Imagine there's no console

10 April 2012

How many UCT students get to play Xbox on campus and call it academic studies?

SA Imagine imagine cup
 
imagine cup imagine cup
Game on: From top - (back) Henk van Jaarsveld, Bilo Lwabona and (front) Richard Pieterse, Kevin Shaun Brenkel and Ryan Mazzolini working on their course notes; course convenor Dr Patrick Marais, Van Jaarsveld and Mazzolini put their winning game through its paces; the prize; and (back) Pieterse, Kaitlyn Crawford, Mazzolini, Marais and (front) Simba Nyatsanga and Van Jaarsveld get caught up in the action.

A group of lucky second-years in the Computer Game Development Course of UCT's Department of Computer Science, it appears.

While it's very hands-on stuff, it's not all fun and games, though, cautions Dr Patrick Marais, course convenor. The programme has very practical scholarly value.

"The intention is to try to make computer science interesting for students by teaching elements of gaming," Marais says.

Marais explains that overseas institutions have been successfully demonstrating certain computer science principles through the teaching and development of gaming.

"Games these days involve computer graphics, networking, databases. Many computer science principles need to be mastered to write your typical game."

At the same time, the department aims to lend a helping hand to the fledgling local games-development industry, competing in a global industry estimated, according to one study, to be worth over R190 billion in 2011. Without a viable local sector, the danger is that South Africa will lose good designers to overseas companies, says Marais.

Those could include the likes of Richard Pieterse, who was in no doubt about why he signed up for the course.

"I want to build games," Pieterse says. "I want to make people happy with games."

Marais and his students also have reason to be happy with their progress.

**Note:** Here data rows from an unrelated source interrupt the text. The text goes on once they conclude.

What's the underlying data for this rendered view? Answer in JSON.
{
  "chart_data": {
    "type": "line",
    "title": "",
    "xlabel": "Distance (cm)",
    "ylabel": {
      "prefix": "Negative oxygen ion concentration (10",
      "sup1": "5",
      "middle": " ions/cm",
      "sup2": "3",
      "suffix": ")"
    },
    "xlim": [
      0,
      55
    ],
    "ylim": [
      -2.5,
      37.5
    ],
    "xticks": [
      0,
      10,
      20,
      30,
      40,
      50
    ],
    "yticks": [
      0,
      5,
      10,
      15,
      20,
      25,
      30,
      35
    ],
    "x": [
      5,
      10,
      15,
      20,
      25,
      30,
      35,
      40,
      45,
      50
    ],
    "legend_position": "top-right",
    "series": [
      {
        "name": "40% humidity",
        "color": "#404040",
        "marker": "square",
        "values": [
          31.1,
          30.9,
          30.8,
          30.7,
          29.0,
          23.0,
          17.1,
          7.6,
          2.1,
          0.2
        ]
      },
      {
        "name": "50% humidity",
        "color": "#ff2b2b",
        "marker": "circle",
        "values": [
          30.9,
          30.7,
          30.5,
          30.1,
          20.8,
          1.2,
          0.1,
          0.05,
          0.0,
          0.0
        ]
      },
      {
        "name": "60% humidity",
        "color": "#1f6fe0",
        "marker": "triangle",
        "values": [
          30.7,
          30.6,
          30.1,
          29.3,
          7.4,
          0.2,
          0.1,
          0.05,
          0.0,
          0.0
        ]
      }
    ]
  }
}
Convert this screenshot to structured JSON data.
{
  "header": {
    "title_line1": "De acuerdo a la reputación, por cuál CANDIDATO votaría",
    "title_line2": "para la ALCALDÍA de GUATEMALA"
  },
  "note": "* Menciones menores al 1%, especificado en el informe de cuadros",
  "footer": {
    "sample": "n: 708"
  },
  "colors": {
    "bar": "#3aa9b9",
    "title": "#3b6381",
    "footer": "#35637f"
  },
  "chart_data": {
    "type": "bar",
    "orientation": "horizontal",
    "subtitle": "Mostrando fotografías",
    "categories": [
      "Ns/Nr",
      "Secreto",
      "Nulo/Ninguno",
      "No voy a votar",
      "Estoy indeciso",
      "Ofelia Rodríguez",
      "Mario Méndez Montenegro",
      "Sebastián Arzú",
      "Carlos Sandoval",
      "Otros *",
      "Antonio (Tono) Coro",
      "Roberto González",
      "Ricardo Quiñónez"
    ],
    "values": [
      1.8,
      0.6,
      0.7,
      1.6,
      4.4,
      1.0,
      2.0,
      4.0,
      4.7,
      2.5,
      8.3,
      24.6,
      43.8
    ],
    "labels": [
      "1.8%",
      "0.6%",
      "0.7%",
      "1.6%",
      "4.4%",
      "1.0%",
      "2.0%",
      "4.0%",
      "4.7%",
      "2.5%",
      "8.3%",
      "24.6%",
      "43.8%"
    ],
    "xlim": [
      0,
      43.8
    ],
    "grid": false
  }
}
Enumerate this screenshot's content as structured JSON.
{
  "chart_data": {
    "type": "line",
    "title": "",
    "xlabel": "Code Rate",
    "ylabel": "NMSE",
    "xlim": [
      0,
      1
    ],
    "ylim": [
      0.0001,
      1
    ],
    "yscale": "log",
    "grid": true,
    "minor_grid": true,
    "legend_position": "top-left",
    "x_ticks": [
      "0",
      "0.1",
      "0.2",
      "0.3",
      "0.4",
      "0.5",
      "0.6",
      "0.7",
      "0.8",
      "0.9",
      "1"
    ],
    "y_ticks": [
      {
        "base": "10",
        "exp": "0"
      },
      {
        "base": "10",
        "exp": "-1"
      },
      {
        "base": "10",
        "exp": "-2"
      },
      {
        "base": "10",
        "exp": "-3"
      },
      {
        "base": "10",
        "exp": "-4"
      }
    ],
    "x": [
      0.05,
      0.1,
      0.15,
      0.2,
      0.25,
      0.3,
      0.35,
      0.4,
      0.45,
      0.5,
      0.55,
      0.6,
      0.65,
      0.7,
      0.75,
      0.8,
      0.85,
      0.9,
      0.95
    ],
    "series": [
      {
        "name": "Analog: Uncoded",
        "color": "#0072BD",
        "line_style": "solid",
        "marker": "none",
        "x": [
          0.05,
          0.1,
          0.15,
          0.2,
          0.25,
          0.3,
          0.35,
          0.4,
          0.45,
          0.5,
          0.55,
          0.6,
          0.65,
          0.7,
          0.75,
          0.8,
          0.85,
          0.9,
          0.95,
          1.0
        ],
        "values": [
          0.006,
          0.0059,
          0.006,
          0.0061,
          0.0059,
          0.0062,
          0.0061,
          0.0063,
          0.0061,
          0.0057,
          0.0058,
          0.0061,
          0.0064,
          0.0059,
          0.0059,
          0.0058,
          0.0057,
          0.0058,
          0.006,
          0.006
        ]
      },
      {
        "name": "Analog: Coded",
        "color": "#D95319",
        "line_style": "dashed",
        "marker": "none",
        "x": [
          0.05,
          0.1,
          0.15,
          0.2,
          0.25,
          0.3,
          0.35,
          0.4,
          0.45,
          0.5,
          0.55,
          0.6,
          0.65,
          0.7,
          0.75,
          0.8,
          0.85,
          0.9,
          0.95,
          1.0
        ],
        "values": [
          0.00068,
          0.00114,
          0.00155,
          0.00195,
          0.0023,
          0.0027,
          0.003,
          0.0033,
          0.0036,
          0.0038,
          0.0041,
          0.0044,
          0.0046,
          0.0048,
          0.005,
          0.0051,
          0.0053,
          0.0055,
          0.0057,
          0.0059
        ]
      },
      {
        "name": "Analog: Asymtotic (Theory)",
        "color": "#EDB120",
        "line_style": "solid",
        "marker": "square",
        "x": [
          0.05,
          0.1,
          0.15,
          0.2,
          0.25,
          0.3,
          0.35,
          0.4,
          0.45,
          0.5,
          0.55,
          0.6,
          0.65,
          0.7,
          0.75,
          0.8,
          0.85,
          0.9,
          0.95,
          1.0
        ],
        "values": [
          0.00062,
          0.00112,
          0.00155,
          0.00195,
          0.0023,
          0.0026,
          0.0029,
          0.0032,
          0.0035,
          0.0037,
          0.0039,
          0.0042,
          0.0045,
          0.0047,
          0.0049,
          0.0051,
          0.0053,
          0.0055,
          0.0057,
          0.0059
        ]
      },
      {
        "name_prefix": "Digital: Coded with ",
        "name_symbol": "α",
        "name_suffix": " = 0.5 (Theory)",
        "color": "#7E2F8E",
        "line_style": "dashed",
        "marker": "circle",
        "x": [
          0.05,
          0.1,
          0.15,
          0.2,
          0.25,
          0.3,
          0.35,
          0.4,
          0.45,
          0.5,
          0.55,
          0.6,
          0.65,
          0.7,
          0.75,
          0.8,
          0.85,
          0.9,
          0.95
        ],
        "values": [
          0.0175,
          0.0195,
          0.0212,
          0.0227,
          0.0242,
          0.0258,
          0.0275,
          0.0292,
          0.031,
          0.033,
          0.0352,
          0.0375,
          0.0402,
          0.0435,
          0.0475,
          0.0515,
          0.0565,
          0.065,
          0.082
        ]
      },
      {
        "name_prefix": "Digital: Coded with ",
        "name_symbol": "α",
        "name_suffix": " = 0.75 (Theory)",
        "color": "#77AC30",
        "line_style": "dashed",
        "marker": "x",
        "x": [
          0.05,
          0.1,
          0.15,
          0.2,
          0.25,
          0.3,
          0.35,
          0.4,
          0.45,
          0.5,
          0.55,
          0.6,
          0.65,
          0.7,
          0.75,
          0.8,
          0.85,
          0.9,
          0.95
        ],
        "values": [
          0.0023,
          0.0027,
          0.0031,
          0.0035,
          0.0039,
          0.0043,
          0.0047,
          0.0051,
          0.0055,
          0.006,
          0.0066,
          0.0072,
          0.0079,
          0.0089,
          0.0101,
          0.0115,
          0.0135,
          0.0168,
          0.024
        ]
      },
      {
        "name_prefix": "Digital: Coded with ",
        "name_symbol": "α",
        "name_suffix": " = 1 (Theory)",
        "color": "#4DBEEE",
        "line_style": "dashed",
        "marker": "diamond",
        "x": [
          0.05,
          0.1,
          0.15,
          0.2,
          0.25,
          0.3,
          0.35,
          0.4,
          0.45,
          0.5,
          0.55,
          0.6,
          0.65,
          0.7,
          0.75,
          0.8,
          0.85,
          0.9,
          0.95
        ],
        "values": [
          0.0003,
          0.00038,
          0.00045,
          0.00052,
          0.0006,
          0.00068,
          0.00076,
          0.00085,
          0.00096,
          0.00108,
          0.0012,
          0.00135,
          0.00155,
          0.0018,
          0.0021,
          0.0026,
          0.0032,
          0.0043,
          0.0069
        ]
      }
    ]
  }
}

In December last year, trio Ryan Mazzolini, Matthew Miller and Pieterse - or Team Rom, as they called themselves - won an Xbox360 for the Department when they finished second in the South African rounds of the international Imagine Cup, funded by Microsoft. This, in the game design category, for their work on a first-person shooter game - Radix Omnium Malorum, Latin for 'root of all evil', also described as an "arena style death FPS".

Not a bad achievement considering that the team entered at the eleventh hour with a game that didn't have the Imagine Cup in mind and so didn't quite meet the specs of the competition.

It was a timely victory, nonetheless, as one of the course Xboxes had just recently given up the ghost - the result of extensive wear and tear, no doubt.

Classmate Henk van Jaarsveld was confident that this year's crop of undergraduate gamers would do even better in the Imagine Cup.

"Some of those guys are really, really good," he enthused. "Since we have a specialised games course - I don't think the other universities actually have it - we'll be more prepared."